Paradoxalement, c’est aujourd’hui de la droite, qui n’a pas sur l’Ecole les préjugés mortels d’une certaine gauche à bout de souffle, que peut venir, sinon le salut, du moins le répit nécessaire. La gauche, en matière d’éducation, a fait en trente ans la preuve de sa nocivité. Et certes, il n’y a pas que l’éducation dans la vie : mais pour nos enfants, pour toutes celles et ceux qu’un système scolaire aberrant condamne à l’ignorance, sauf s’ils sont nés quelque part, comme chantait Brassens, la question de l’Ecole est absolument centrale. Les cinq années à venir seront décisives, parce que l’école, déjà grabataire, peut décéder définitivement d’une surdose de pédagogisme et de bonnes intentions mortifères. Chacun sait ici que je défends la cause des élèves les plus humbles, de ceux qui n’ont justement que l’école pour se hisser au dessus du ghetto — mais que je n’ignore pas pour autant les élèves plus favorisés, parce qu’ils ont eux aussi le droit d’exprimer leurs talents.

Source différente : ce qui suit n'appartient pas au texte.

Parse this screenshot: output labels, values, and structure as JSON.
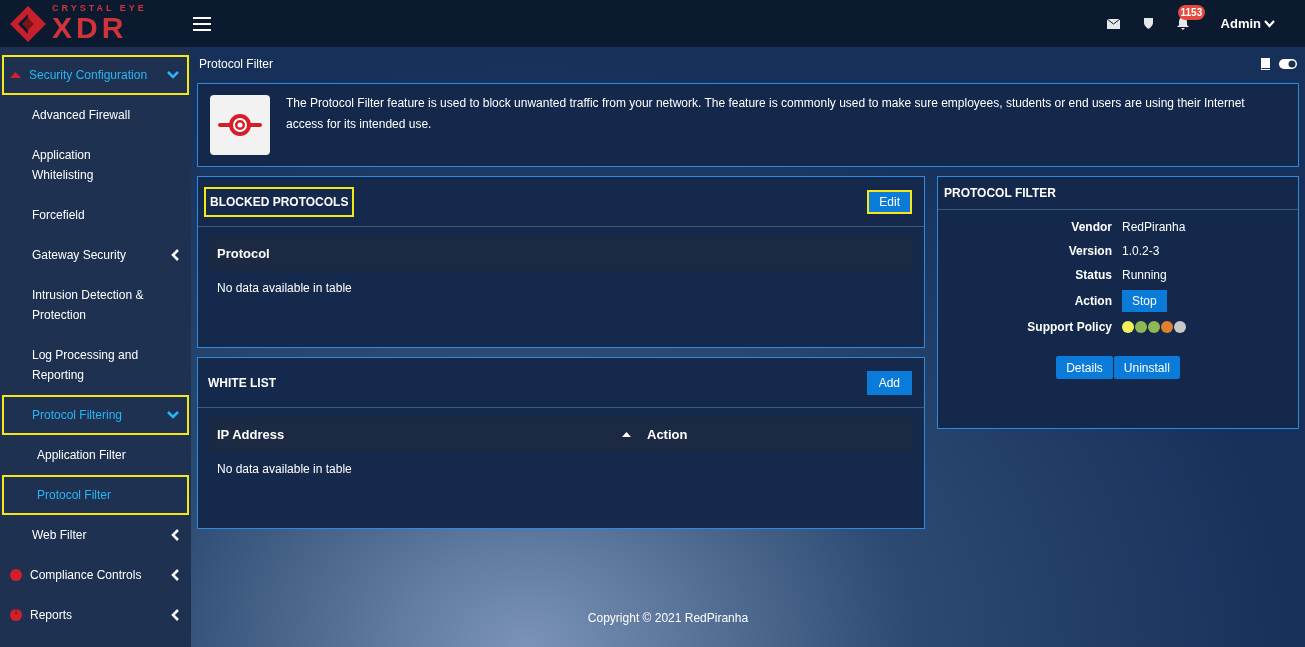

Et c’est la seule chose qui compte, le seul critère : le talent, et le travail, qui n’est jamais que la meilleure manière d’exprimer son talent. Nous vivons dans une idéologie sportive de la compétence et de la performance — partout, sauf à l’école. Nous proposons aux enfants des modèles hautement élitistes, et nous prétendons instruire nos enfants en dehors de toute compétition ?
Ne nous laissons plus bercer d’illusions et de phrases toutes faites sur « l’élève au centre du système ». Il y a toujours été — mais dorénavant, ce n’est plus la gauche qui peut incarner l’école de la République. Pas cette gauche-là.